So you've created your wire wrapped copper masterpiece but something isn't quite right. Its looking beautiful and your wrapping is awesome, but there's no depth to the wire work. Bring on the Patina!
There are many ways to add a patina to copper but in this post i'm going to show you how to use Liver of Sulphur. Liver of sulphur is my patina of choice as i think it gives a consistent look time and time again.
Start by cleaning your piece. I do this with an old soft toothbrush and fairy liquid (Dish washing soap) Its best to clean the piece as this will enable the liver of sulphur to work its magic and give you a nice even finish.
Liver of sulphur comes in liquid form, as well as solid chunks. I've used both and find them equally as good as each other.
You will need:
A old plastic container, big enough to fit your piece in. ( i use a Chinese takeaway container)
Liver of sulphur
A grabber for retrieving your piece from the boiling water (I use anything i have on hand... A fork/wooden spoon/my fingers! but you can get plastic tweezers which are perfect for the job!)
0000 Superfine steel wool
Dish washing soap
Old tea towel
First step, boil the kettle.
When the kettle has boiled, put enough water in your container to cover the piece you are adding patina to. Add a drop of liver of sulphur ( or a little piece if its soild.)

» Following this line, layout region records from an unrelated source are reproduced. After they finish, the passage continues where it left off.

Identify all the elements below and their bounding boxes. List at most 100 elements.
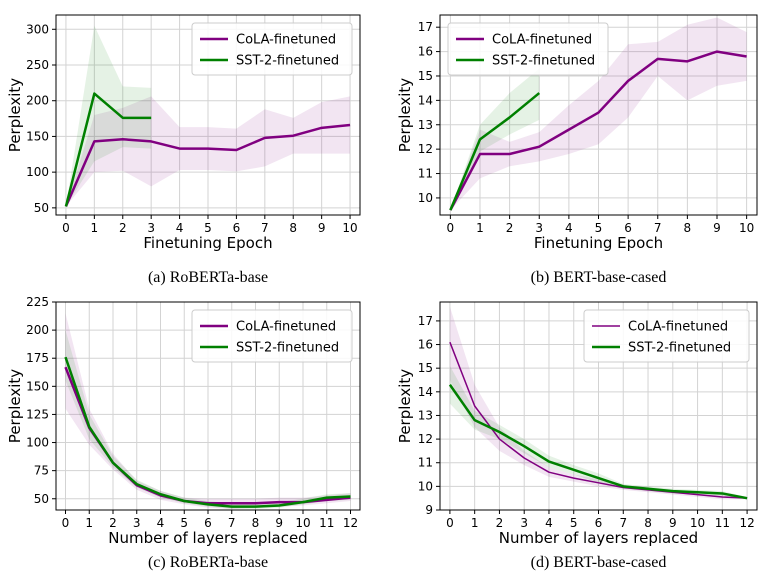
- x-axis-label: Finetuning Epoch: [143, 234, 272, 252]
- legend: CoLA-finetuned SST-2-finetuned: [447, 22, 609, 76]
- y-axis-label: Perplexity: [6, 78, 24, 152]
- series-line-1: [449, 341, 748, 499]
- y-tick-label: 150: [26, 129, 49, 143]
- y-tick-label: 17: [418, 20, 433, 34]
- chart-3: 0 1 2 3 4 5 6 7 8 9 10 11 125075100125150175200225Nu…: [6, 295, 361, 571]
- y-tick-label: 300: [26, 22, 49, 36]
- x-tick-label: 4: [176, 221, 184, 235]
- x-tick-label: 7: [654, 221, 662, 235]
- x-tick-label: 11: [715, 516, 730, 530]
- x-tick-label: 10: [739, 221, 754, 235]
- y-tick-label: 14: [418, 385, 433, 399]
- confidence-band-1: [65, 96, 351, 207]
- x-tick-label: 1: [91, 221, 99, 235]
- y-tick-label: 11: [418, 456, 433, 470]
- x-tick-label: 2: [119, 221, 127, 235]
- y-tick-label: 11: [418, 167, 433, 181]
- x-tick-label: 9: [669, 516, 677, 530]
- y-tick-label: 125: [26, 407, 49, 421]
- y-tick-label: 50: [34, 201, 49, 215]
- x-tick-label: 10: [690, 516, 705, 530]
- x-tick-label: 9: [713, 221, 721, 235]
- y-tick-label: 75: [34, 464, 49, 478]
- y-tick-label: 250: [26, 58, 49, 72]
- series-line-2: [449, 92, 541, 211]
- legend: CoLA-finetuned SST-2-finetuned: [191, 309, 353, 363]
- x-axis-label: Number of layers replaced: [499, 529, 698, 547]
- series-line-1: [64, 123, 351, 207]
- x-tick-label: 0: [62, 516, 70, 530]
- x-axis-label: Number of layers replaced: [108, 529, 307, 547]
- subfigure-caption: (d) BERT-base-cased: [531, 554, 667, 571]
- x-tick-label: 6: [204, 516, 212, 530]
- legend-label-1: CoLA-finetuned: [492, 33, 592, 48]
- x-tick-label: 8: [684, 221, 692, 235]
- series-line-2: [448, 384, 748, 500]
- x-tick-label: 6: [233, 221, 241, 235]
- y-axis-label: Perplexity: [396, 369, 414, 443]
- y-tick-label: 175: [26, 351, 49, 365]
- legend: CoLA-finetuned SST-2-finetuned: [191, 22, 353, 76]
- series-line-1: [449, 50, 747, 211]
- x-tick-label: 6: [624, 221, 632, 235]
- legend-box: [583, 309, 750, 363]
- x-tick-label: 2: [496, 516, 504, 530]
- legend-label-2: SST-2-finetuned: [236, 54, 339, 69]
- x-tick-label: 0: [446, 516, 454, 530]
- y-axis-label: Perplexity: [6, 369, 24, 443]
- x-tick-label: 3: [535, 221, 543, 235]
- legend-label-2: SST-2-finetuned: [236, 341, 339, 356]
- y-tick-label: 13: [418, 408, 433, 422]
- x-tick-label: 7: [261, 221, 269, 235]
- y-tick-label: 100: [26, 436, 49, 450]
- confidence-band-2: [65, 25, 152, 207]
- y-tick-label: 10: [418, 479, 433, 493]
- x-tick-label: 5: [595, 221, 603, 235]
- confidence-band-2: [450, 68, 540, 211]
- x-tick-label: 7: [619, 516, 627, 530]
- x-tick-label: 12: [739, 516, 754, 530]
- x-tick-label: 1: [476, 221, 484, 235]
- subfigure-caption: (c) RoBERTa-base: [148, 554, 268, 571]
- x-tick-label: 12: [343, 516, 358, 530]
- y-tick-label: 15: [418, 69, 433, 83]
- legend-box: [191, 309, 353, 363]
- x-tick-label: 4: [565, 221, 573, 235]
- x-tick-label: 3: [147, 221, 155, 235]
- x-tick-label: 3: [520, 516, 528, 530]
- confidence-band-1: [449, 306, 748, 500]
- x-tick-label: 10: [295, 516, 310, 530]
- x-tick-label: 9: [318, 221, 326, 235]
- x-tick-label: 8: [644, 516, 652, 530]
- x-tick-label: 9: [275, 516, 283, 530]
- chart-4: 0 1 2 3 4 5 6 7 8 9 10 11 1291011121314151617Number …: [396, 301, 758, 571]
- y-tick-label: 200: [26, 323, 49, 337]
- y-tick-label: 16: [418, 338, 433, 352]
- y-tick-label: 50: [34, 492, 49, 506]
- legend-label-2: SST-2-finetuned: [628, 341, 731, 356]
- legend-label-1: CoLA-finetuned: [236, 320, 336, 335]
- legend: CoLA-finetuned SST-2-finetuned: [583, 309, 750, 363]
- x-tick-label: 1: [471, 516, 479, 530]
- series-line-2: [64, 92, 152, 207]
- y-tick-label: 200: [26, 94, 49, 108]
- legend-label-2: SST-2-finetuned: [492, 54, 595, 69]
- y-tick-label: 10: [418, 191, 433, 205]
- x-tick-label: 5: [204, 221, 212, 235]
- x-axis-label: Finetuning Epoch: [534, 234, 663, 252]
- x-tick-label: 11: [319, 516, 334, 530]
- x-tick-label: 1: [85, 516, 93, 530]
- x-tick-label: 10: [342, 221, 357, 235]
- x-tick-label: 4: [545, 516, 553, 530]
- x-tick-label: 2: [506, 221, 514, 235]
- legend-label-1: CoLA-finetuned: [628, 320, 728, 335]
- chart-1: 0 1 2 3 4 5 6 7 8 9 10 50 100 150 200 250 300 Finetuning …: [6, 14, 361, 286]
- x-tick-label: 5: [570, 516, 578, 530]
- confidence-band-2: [449, 365, 748, 500]
- y-tick-label: 16: [418, 45, 433, 59]
- y-tick-label: 17: [418, 314, 433, 328]
- legend-box: [191, 22, 353, 76]
- x-tick-label: 7: [228, 516, 236, 530]
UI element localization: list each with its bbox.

The water will turn a yellowy brown depending on the amount of Liver of sulphur you added. Oh and it stinks!!!
I must admit, i do this in my kitchen but ( i think my sense of smell has adjusted to it over the years because i hardly notice it now.) you might want to do it outside.
Carefully place your piece in the solution.
The finished patina will depend on how long you leave the piece in the solution. It works fast, so i recommend you dip it for a second or two before removing the piece to check it. If you want it darker, dip it again, and keep dipping until you are happy with the colour.
I like to leave mine in for a good few seconds, turning the copper black. Don't leave it in too long though, as the patina will flake off and you wont get a nice even finish.
Rinse the piece under cold water.
Dry with an old cloth. I have an old tea towel set aside especially for this job, as its super messy and it will leave black marks on anything that it touches.
Wearing your protective gloves, use the steel wool to remove the patina from the high spots. BEWARE!!! This stuff is exactly what it says on the tin. Wool created from superfine threads of steel and it gets everywhere. If you don't use protective gloves it will get into your fingers and ruin your nails.
Take care with it and whatever you do, do not do this sitting on your nice cream sofa!!!
Take care to get into any tight spots and don't be afraid to give the piece a good scrub. You will see the difference immediately as this really helps to highlight and enhance the details of a wire wrapped piece.
When you are happy with the amount of bare copper showing through your wire wrapped piece, rinse it under the tap and get the toothbrush and dish soap on it again.
I have a 5 year old at home so have a constant supply of old toothbrushes, but if your buying one, i would go for either a super soft adults brush or a children's one.
Dry the piece thoroughly with your old towel, then polish it, with either a silver/copper polishing cloth or polishing pad.
I love the Ultra-Polish Pads, and this is what i supply in my wire wrapped jewellery tutorial kits. You can buy them here:
The chain can be a little more tricky to polish, so i tend to do it resting on my work bench.
Depending on personal taste, some people like to add a protective layer over the patina which helps to preserve the finish and prevent tarnish. There are a few different methods of doing this, today i'll show you how to apply Renaissance wax.
When you are happy with your final polish, take a soft, lint free rag and add a tiny bit of wax to it.
Less is most definitely more when you are applying renaissance wax to wire wrapped jewellery, as too much will get caught up in the weaving. Apply a thin coat of the wax all over the piece.
Once you have applied the wax, the piece will look a little dull. Using a separate soft lint free cloth, gently buff the piece to bring up a shine on the bare copper.
If you have added too much wax to your weave you will need a soft clean dry toothbrush to work the wax in (or out) of the weaving. Get right in there to disperse any remaining wax.
Apply a second coat of the wax all over the piece. Buff to a lovely shine with a separate rag and this will seal and finish your lovely patina.
Here is the finished piece. I think you will agree that the difference between the bare copper and copper with a patina is incredible! I love the look and very rarely use bare copper for a finished piece. The wax is durable and can be buffed to a lovely shine. Protecting the patina, as well as giving the piece an invisible layer of protection between the copper and your skin.